Artificial intelligence (AI) is reshaping the insurance industry faster than most boards can comprehend and Australia’s regulators are concerned. In two sharply worded letters issued in quick succession, the Australian Securities and Investments Commission (ASIC) and the Australian Prudential Regulation Authority (APRA) have put insurers on notice: the governance gap between the AI tools being adopted and the systems in place to control them is dangerously wide and the window for passive observation has closed.
“We recently received a letter from ASIC that was sent to all insurers basically saying lift your game if you haven’t already - and ASIC don’t routinely do that, it was quite direct,” said Andrew Stafford, FM’s senior vice-president and operations manager for Australia and New Zealand.
Stafford raised the issue during a recent interview on an unrelated topic - itself a measure of how much the letter has registered. ASIC’s letter, also published on its website early last month, was striking for its register.

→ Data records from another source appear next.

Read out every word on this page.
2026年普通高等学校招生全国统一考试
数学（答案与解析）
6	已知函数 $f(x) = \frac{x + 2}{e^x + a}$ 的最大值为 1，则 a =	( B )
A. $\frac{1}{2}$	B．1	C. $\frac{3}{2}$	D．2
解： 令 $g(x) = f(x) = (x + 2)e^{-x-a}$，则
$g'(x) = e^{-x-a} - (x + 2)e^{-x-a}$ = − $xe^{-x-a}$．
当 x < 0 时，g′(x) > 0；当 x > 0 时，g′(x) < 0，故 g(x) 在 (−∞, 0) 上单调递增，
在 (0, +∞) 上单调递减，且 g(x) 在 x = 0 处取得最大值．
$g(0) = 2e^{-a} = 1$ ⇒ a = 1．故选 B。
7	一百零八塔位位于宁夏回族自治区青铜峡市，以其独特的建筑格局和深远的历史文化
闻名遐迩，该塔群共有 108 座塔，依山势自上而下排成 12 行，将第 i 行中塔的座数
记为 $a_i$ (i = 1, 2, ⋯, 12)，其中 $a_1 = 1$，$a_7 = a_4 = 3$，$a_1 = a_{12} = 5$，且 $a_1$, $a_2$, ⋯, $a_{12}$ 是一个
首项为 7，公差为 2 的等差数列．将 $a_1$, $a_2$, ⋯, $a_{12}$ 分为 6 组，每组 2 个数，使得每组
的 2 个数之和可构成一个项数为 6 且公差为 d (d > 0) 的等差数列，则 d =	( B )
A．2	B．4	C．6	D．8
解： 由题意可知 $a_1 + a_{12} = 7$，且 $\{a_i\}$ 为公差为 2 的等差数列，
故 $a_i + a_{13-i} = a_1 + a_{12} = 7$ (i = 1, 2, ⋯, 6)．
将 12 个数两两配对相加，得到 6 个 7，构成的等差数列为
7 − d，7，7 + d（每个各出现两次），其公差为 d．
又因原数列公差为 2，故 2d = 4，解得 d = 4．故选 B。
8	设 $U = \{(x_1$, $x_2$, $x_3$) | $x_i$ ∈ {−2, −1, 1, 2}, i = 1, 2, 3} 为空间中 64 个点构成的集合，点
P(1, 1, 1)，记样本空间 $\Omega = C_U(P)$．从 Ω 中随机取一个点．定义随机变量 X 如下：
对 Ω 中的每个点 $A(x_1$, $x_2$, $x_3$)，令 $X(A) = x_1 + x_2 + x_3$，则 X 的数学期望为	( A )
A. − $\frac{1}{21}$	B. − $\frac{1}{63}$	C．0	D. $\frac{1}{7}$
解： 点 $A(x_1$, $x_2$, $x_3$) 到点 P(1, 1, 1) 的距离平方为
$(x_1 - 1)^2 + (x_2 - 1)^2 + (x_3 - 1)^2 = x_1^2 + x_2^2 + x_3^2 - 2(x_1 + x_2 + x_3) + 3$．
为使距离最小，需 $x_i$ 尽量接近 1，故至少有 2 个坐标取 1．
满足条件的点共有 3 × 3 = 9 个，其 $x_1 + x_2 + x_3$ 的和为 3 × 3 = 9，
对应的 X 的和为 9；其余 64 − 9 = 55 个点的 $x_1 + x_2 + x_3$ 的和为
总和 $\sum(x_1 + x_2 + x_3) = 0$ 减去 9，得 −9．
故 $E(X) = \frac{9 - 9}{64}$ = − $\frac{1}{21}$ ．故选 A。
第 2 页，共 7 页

“This is not a distant or hypothetical risk,” the regulator warned. “It is here now, evolving quickly and requires the attention of boards and executives.” Insurers were urged not to wait for regulatory clarity but to “act now, and act with discipline.” The regulator was careful to add: “We are not calling for panic or reactive overreach. But we are calling for urgency, focus, and accountability.”
APRA’s follow-up letter, published a few days ago, followed a targeted supervisory review of major banks, insurers and superannuation trustees and was equally pointed. The central conclusion: AI adoption is accelerating rapidly across all regulated industries but governance, risk management, assurance and operational resilience practices are failing to keep pace.
Among the most unsettling observations was the state of boardroom oversight. While boards showed strong appetite for AI’s productivity and efficiency gains, APRA found that many “are still developing the technical literacy required to provide effective challenge on AI related risks.” An overreliance on vendor presentations, rather than rigorous independent scrutiny, was specifically called out as a material weakness.
Equally troubling, the review found that most entities were treating AI risk as “just another technology” problem - missing critical distinctions such as the adaptive behaviour of AI models, inherent bias, data privacy risks, and the novel cyber vulnerabilities AI introduces. Governance across the full AI lifecycle - from design through deployment, monitoring and eventual decommissioning - was found to be fragmentary. Post-deployment model monitoring was particularly weak.
“While AI adoption is continuing apace, the systems and processes required to safely govern its use aren’t keeping up,” said APRA member Therese McCarthy Hockey (pictured).
Which led to a strong warning. Where entities fail to adequately identify, manage or control AI risks, APRA said it would “take stronger supervisory action and, where appropriate, pursue enforcement.”
Stafford said the APRA letter compounded what ASIC had already flagged.
“They’re not proposing to introduce or change the prudential standards, however they’re certainly putting everyone on notice that you better get across how AI is going to impact your work, your security arrangements, your governance and your frameworks,” he said. “For it to be that direct, it was a little atypical.”
For brokers, both letters carry a clear, practical message: the fundamentals matter more than ever and boards can no longer delegate accountability downward. ASIC is explicit that governance should not rest on management assurances alone - it must be evidenced through test results, audit findings, incident reviews and independent validation.
On a practical level, ASIC calls for immediate action across several fronts: regularly reviewing and validating core cyber controls; patching systems promptly given that AI is dramatically accelerating vulnerability discovery and exploitation; rigorously managing third-party and supplier concentration risks; and implementing layered, defence-in-depth architectures that operate on the assumption of breach. User access privileges should be reviewed frequently - insider threats are rising. Notably, ASIC also encourages firms to deploy AI offensively in their own defence, using it to identify vulnerabilities and secure software before release.
APRA adds a further discipline: entities should maintain a comprehensive inventory of AI tools and use cases, ensure human accountability is embedded in high-risk decisions, and move quickly to train staff on AI limitations, misuse risks and secure practices.
As ASIC noted, these are not new expectations. What has changed is the speed and likely severity of the consequences of ignoring them.